Many classical music enthusiasts believe that the first half of the 20th century was the golden age of symphony conducting. The great Hungarian Artur Nikisch influenced nearly all of his successors, including Leopold Stokowski, Arturo Toscanini, Václav Talich, and Serge Koussevitzky. Unlike the conductors of today, each developed highly individual and immediately recognizable style. Nikisch himself made a few acoustic recordings, including the first recording of a complete symphony – Beethoven's Fifth. However, the severe limitations of the acoustic process make it quite difficult to appreciate his work today.
Like Nikisch, conductor Gustav Mahler was also a powerful influence.
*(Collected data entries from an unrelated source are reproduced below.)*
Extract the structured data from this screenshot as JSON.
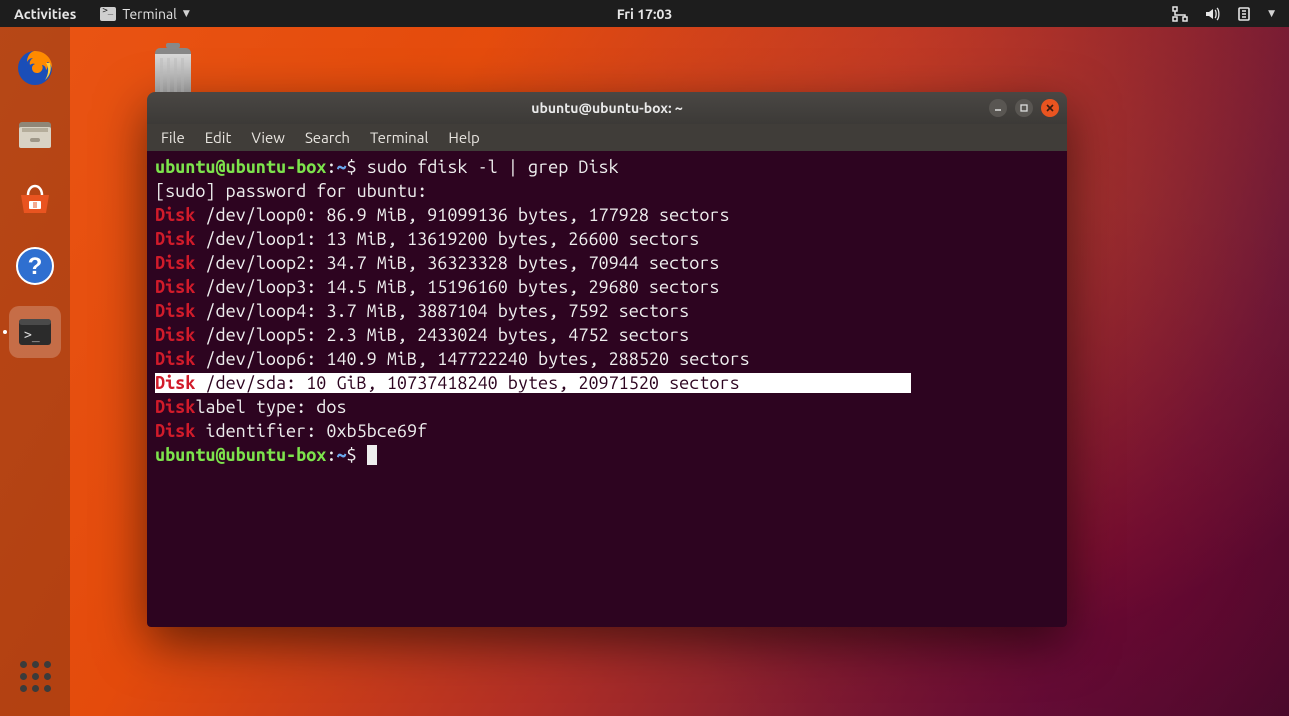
{
  "panel": {
    "activities": "Activities",
    "app_label": "Terminal",
    "clock": "Fri 17:03"
  },
  "dock": {
    "items": [
      {
        "name": "firefox"
      },
      {
        "name": "files"
      },
      {
        "name": "software"
      },
      {
        "name": "help"
      },
      {
        "name": "terminal"
      }
    ]
  },
  "window": {
    "title": "ubuntu@ubuntu-box: ~",
    "menu": [
      "File",
      "Edit",
      "View",
      "Search",
      "Terminal",
      "Help"
    ]
  },
  "term": {
    "prompt_user": "ubuntu@ubuntu-box",
    "prompt_sep": ":",
    "prompt_path": "~",
    "prompt_tail": "$ ",
    "command": "sudo fdisk -l | grep Disk",
    "sudo_prompt": "[sudo] password for ubuntu:",
    "lines": [
      {
        "kw": "Disk",
        "rest": " /dev/loop0: 86.9 MiB, 91099136 bytes, 177928 sectors"
      },
      {
        "kw": "Disk",
        "rest": " /dev/loop1: 13 MiB, 13619200 bytes, 26600 sectors"
      },
      {
        "kw": "Disk",
        "rest": " /dev/loop2: 34.7 MiB, 36323328 bytes, 70944 sectors"
      },
      {
        "kw": "Disk",
        "rest": " /dev/loop3: 14.5 MiB, 15196160 bytes, 29680 sectors"
      },
      {
        "kw": "Disk",
        "rest": " /dev/loop4: 3.7 MiB, 3887104 bytes, 7592 sectors"
      },
      {
        "kw": "Disk",
        "rest": " /dev/loop5: 2.3 MiB, 2433024 bytes, 4752 sectors"
      },
      {
        "kw": "Disk",
        "rest": " /dev/loop6: 140.9 MiB, 147722240 bytes, 288520 sectors"
      },
      {
        "kw": "Disk",
        "rest": " /dev/sda: 10 GiB, 10737418240 bytes, 20971520 sectors",
        "highlight": true
      },
      {
        "kw": "Disk",
        "rest": "label type: dos"
      },
      {
        "kw": "Disk",
        "rest": " identifier: 0xb5bce69f"
      }
    ]
  }
}
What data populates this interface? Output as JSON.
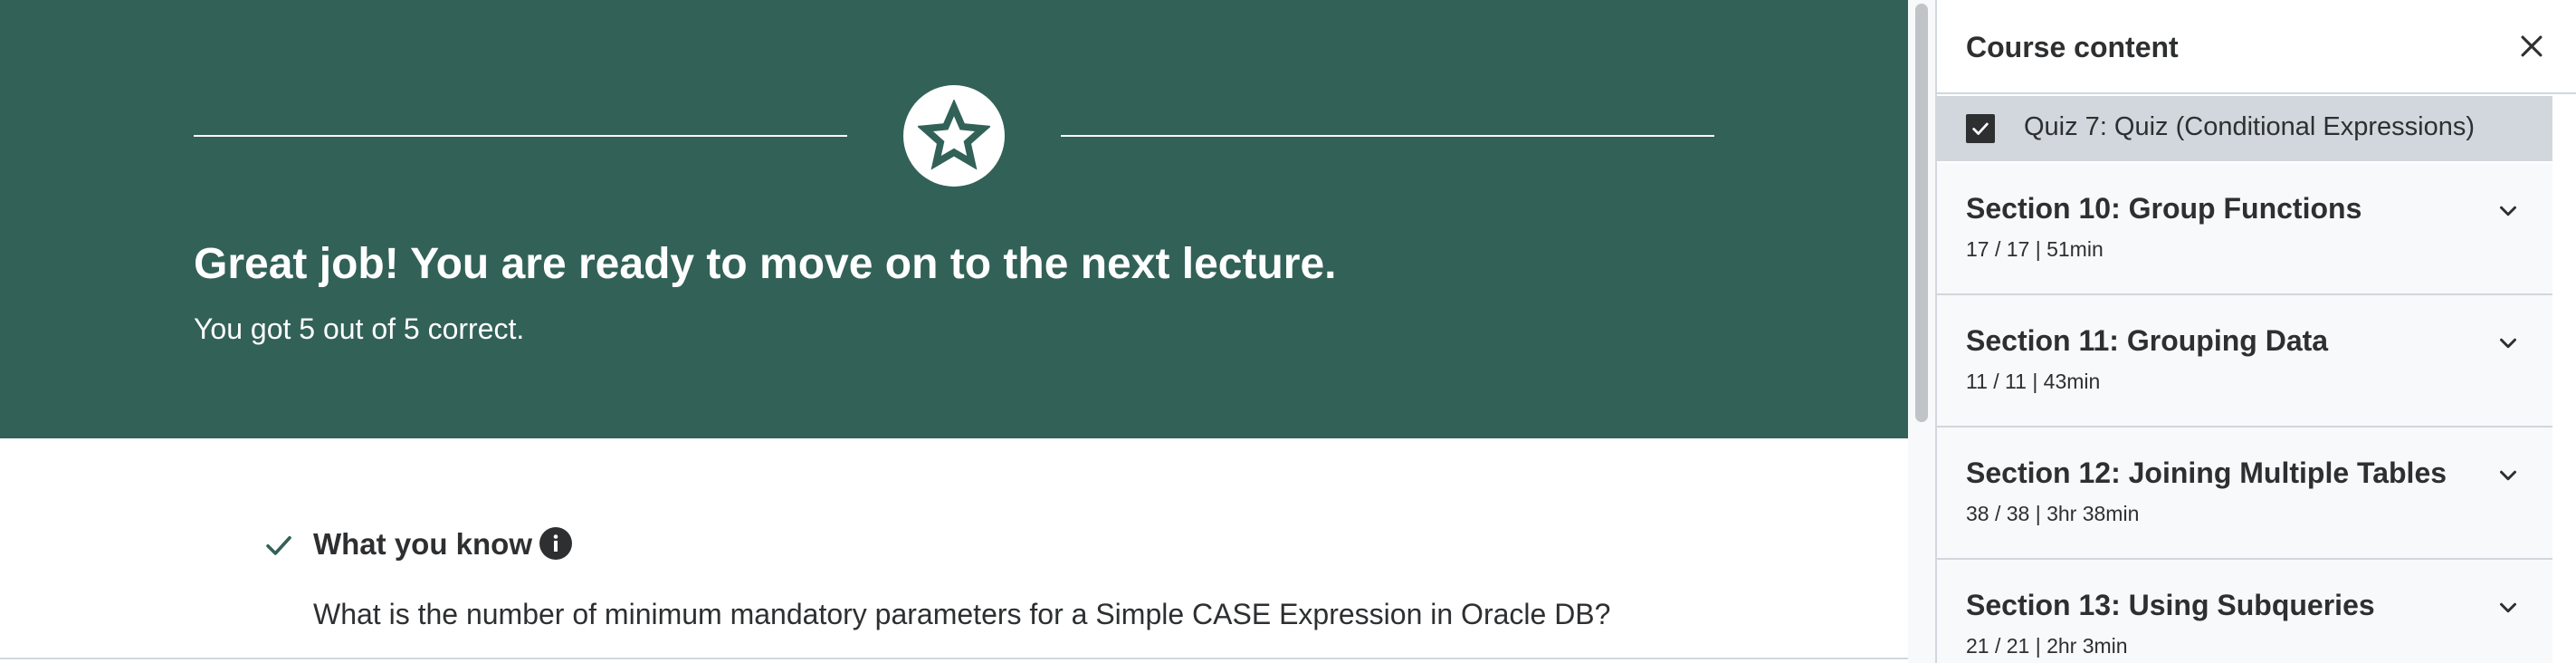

His friends and disciples included the wayward but invariably fascinating Oskar Fried, Otto Klemperer, Bruno Walter, and Willem Mengelberg. (Look for Mengelberg's incomparable Mahler 4th, with its constantly fluctuating tempos, to reappear some day on CD.)
Sir Thomas Beecham and Wilhelm Furtwängler were also among the most outstanding interpreters of their era. Sadly, two of Furtwängler's most powerful and moving recordings are not currently available: the apocalyptic 1945 Beethoven 5th and the 1953 Schubert 9th, both originally recorded for Deutsche Grammophon. Beecham, on the other hand, is well represented in the current catalog, and his later stereo recordings of music by Franz Schubert, Edvard Grieg, and Wolfgang Mozart are especially compelling.